DOC №056SEC: TROUBLESHOOTREV: 2026-05-15AUTHORED
Root Rot in Hydroponics — Diagnose & Save the Plant
Brown slimy roots and a foul reservoir smell mean Pythium root rot. Cool the water, oxygenate aggressively, and treat — fast.
BY ROOTLESS FARM
Quick answer
Brown slimy roots + foul reservoir smell = Pythium root rot, almost always caused by water above 24 °C or low dissolved oxygen. Drop water temp to 18–20 °C, replace the air stone with one rated 1.5× your reservoir volume, and dose 3 mL/L of 3% hydrogen peroxide once. New white roots in 5–7 days.
Symptoms
- Roots turn from white → tan → brown → slimy
- Foul "swamp" smell
- Plant wilts even with full reservoir
- Yellowing leaves
Immediate action
- Drop water temp to 18–20 °C (chiller, frozen bottles, or relocate).

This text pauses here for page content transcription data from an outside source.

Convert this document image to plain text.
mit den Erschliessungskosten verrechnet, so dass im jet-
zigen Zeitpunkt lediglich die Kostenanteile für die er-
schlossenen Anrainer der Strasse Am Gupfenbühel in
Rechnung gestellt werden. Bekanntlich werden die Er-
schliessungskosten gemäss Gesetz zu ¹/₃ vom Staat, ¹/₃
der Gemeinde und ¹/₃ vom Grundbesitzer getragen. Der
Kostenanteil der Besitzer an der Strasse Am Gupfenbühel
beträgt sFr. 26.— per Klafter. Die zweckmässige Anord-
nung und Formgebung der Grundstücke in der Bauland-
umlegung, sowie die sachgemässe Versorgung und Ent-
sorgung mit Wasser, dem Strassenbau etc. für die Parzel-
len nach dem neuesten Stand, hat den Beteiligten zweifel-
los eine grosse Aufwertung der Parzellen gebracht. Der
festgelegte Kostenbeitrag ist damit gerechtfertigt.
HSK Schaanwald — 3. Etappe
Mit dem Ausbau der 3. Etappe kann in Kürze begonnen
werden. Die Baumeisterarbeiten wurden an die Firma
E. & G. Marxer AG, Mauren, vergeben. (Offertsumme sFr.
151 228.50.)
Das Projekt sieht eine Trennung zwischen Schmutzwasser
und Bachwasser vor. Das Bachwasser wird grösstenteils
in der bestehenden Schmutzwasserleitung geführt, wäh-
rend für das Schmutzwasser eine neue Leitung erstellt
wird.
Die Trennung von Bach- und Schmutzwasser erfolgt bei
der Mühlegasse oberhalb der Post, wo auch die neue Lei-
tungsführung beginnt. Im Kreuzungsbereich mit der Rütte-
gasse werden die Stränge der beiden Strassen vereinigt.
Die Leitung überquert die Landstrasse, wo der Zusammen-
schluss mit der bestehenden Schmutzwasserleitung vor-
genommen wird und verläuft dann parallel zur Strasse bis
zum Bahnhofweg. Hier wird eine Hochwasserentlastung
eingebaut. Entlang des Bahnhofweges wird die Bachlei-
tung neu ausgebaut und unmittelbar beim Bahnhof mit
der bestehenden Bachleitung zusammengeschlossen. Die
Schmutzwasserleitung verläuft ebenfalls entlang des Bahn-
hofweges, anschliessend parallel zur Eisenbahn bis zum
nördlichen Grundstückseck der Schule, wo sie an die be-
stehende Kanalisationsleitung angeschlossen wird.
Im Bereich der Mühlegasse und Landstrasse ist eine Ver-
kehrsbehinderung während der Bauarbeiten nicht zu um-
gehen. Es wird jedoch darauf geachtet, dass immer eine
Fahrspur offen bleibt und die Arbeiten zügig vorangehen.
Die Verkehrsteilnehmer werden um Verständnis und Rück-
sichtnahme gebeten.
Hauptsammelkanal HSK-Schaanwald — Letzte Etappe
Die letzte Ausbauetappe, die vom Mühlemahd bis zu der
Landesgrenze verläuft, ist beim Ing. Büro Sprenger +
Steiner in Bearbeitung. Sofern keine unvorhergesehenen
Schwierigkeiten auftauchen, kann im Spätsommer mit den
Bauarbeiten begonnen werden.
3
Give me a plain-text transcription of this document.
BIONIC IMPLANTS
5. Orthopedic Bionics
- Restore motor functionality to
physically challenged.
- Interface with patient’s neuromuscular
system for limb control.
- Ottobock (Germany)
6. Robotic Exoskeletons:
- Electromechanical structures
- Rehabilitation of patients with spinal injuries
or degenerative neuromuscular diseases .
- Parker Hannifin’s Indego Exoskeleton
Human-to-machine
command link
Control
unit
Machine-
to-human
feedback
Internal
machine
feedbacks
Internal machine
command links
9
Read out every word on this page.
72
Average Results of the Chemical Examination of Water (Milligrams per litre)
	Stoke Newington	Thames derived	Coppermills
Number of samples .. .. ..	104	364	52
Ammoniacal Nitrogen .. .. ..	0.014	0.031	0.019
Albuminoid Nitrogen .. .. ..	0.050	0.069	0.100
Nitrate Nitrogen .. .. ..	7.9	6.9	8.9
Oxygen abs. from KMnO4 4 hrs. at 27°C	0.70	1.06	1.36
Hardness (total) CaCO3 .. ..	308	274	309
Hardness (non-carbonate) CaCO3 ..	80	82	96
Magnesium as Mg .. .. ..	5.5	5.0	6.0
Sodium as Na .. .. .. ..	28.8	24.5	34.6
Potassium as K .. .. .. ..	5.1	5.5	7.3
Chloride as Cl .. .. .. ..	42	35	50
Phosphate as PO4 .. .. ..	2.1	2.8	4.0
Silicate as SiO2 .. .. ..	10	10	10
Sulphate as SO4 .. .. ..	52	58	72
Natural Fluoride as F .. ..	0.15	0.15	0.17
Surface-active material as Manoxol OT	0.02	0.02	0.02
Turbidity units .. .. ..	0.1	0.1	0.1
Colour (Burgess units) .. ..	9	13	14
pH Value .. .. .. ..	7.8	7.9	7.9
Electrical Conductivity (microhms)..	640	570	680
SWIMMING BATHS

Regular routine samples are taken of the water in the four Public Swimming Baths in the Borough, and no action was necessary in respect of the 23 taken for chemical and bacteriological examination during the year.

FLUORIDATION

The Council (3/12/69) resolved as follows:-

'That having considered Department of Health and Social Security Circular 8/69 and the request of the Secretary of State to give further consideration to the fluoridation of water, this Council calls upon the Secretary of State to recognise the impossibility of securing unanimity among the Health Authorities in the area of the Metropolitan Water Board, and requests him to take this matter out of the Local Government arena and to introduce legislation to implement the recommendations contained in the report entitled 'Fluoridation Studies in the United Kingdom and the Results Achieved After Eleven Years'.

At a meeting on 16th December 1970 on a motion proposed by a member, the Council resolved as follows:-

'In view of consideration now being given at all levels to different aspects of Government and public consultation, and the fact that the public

- Replace air stone with a larger one.
- Dose 3 mL/L of 3% hydrogen peroxide (one time only).
- Trim severely rotted roots back to healthy tissue.
Long-term fix
A reservoir chiller is the only permanent solution if your room runs hot. Otherwise inoculate with Trichoderma or beneficial bacteria after the peroxide dissipates.
FAQ
2 entries- Q01Can plants recover from root rot?
- Mild cases yes — once water is cool and oxygenated, new white roots emerge in 5–7 days. Severe cases (plant wilting, >50% root mass brown) usually don't.
- Q02Does hydrogen peroxide kill root rot?
- It buys time. 3% H₂O₂ at 3 mL/L sterilizes the reservoir but also kills beneficial microbes. Use once, then fix the root cause (water temp + DO).